As 80% of Gabon’s land is covered by forest, the country is a major exporter of highly sought-after tropical woods such as Kevazingo, an amber wood prized in Asia for its use in furniture and musical instruments. Gabonese President Ali Bongo banned the export of Kevazingo, along with all raw timber, in 2018 as part of his push toward environmentalism. He also pledged to obtain Forest Stewardship Council certification for timber exports by 2022.
The containers of Kevazingo found at the port bore a Gabonese forest ministry label authorizing them for export. Documents posted online by anonymous whistleblowers contained the signature of Forest Minister Guy Bertrand Mapangou, suggesting government officials were complicit in the mislabeling. Mapangou denied any involvement, claiming the documents were forged.
Two months after the containers were discovered, more than half of them suddenly disappeared. About half the missing containers were later found in depots belonging to private companies. Some of the recovered wood was sold in an auction to benefit the government, but several containers were reportedly shipped to China successfully.
The scandal, dubbed “Kevazingogate” by the African press, prompted President Bongo to dismiss Mapangou, along with his foreign minister and more than a dozen other officials. Bongo arrested several Chinese and Gabonese nationals, appointed a British environmentalist as the new forest minister, and suspended the export license of a Chinese export company named in an investigation by the nonprofit Environmental Investigation Agency.
Misrepresenting shipments of illegally harvested timber as eligible for export often violates U.S. anti-corruption and wildlife protection laws, as well as the laws of the countries in which the violations are occurring.

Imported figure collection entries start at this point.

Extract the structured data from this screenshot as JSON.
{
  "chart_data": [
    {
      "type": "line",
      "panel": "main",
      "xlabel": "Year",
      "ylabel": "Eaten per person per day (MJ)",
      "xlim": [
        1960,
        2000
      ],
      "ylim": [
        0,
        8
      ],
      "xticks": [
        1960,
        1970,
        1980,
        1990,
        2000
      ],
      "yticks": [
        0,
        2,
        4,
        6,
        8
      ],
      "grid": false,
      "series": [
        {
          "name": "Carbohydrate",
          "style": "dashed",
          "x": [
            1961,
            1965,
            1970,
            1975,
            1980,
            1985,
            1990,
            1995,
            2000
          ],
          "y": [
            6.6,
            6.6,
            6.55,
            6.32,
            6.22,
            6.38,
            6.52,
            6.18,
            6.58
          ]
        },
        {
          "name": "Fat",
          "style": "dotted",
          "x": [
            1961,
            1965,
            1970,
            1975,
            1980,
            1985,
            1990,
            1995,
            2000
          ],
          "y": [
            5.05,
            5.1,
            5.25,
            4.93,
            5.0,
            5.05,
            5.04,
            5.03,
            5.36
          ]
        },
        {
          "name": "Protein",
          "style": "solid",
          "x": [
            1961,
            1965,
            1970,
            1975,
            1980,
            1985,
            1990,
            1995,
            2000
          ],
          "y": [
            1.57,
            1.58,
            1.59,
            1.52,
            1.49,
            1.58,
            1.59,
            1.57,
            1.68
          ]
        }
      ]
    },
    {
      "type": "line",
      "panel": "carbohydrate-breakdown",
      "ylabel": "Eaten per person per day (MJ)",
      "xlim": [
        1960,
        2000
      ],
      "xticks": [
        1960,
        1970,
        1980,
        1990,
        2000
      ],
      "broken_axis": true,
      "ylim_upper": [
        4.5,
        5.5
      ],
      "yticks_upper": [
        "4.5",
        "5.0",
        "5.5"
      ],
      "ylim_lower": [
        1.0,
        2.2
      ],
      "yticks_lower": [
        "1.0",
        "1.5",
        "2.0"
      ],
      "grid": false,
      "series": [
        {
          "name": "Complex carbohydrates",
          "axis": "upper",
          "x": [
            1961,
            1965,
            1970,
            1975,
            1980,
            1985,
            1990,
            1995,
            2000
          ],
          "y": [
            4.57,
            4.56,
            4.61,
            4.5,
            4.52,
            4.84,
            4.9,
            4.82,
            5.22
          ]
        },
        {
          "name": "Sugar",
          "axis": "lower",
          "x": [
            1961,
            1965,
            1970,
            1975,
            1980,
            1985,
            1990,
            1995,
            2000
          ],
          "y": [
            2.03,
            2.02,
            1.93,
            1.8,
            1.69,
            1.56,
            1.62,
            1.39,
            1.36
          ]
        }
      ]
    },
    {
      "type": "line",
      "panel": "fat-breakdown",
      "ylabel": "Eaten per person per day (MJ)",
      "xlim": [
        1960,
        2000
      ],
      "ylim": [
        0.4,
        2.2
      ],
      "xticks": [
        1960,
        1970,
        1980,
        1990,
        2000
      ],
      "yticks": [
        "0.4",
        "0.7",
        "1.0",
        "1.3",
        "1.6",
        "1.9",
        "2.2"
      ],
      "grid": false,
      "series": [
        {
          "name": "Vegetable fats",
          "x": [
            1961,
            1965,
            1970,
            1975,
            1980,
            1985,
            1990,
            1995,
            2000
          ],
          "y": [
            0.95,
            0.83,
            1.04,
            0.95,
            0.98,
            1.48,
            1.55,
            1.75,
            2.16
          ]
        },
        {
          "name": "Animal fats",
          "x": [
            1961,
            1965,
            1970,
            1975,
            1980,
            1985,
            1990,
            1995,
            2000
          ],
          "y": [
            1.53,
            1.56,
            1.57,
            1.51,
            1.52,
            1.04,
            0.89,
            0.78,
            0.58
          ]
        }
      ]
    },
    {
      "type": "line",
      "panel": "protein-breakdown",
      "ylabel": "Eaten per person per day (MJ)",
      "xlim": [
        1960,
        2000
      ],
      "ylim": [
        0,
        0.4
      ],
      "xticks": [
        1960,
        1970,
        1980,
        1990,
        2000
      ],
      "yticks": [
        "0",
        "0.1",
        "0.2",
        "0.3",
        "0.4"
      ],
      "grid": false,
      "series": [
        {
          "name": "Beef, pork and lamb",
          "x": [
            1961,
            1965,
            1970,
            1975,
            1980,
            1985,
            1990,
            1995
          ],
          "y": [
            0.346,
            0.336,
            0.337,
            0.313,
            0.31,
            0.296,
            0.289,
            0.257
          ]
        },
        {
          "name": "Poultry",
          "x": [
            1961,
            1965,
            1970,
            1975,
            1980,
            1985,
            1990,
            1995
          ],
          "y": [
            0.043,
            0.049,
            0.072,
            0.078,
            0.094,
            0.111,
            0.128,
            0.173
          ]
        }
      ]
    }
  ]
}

These laws have strong whistleblower protections that can both apply to and be used by individuals in countries outside the U.S.
One of these laws is the Lacey Act, which holds U.S. importers accountable for ensuring that imported timber or plant products are legally sourced. Under the Act, importers are responsible for verifying the legality of their products at every point of the supply chain. Additionally, securities laws such as the Dodd-Frank Act prohibit companies from misleading investors about deforestation risks, and apply to any company that trades on U.S. stock exchanges.
The Foreign Corrupt Practices Act also could provide a powerful tool in combatting the illicit timber trade. It prevents companies from using bribes to facilitate their business, such as paying government officials to issue export licenses – a common practice in the illegal trafficking of timber. The FCPA extends to a company’s employees, officers, stockholders, and agents such as third-party actors, distributors, and consultants.
Though the individuals who circulated the export documents bearing Mapangou’s signature never identified themselves publicly, they likely would have been eligible for protection and rewards under U.S. law given they had information crucial to successful enforcement. As efforts to combat the illegal timber trade continue, educating potential whistleblowers around the world about their rights under these powerful U.S. laws will be a crucial tool.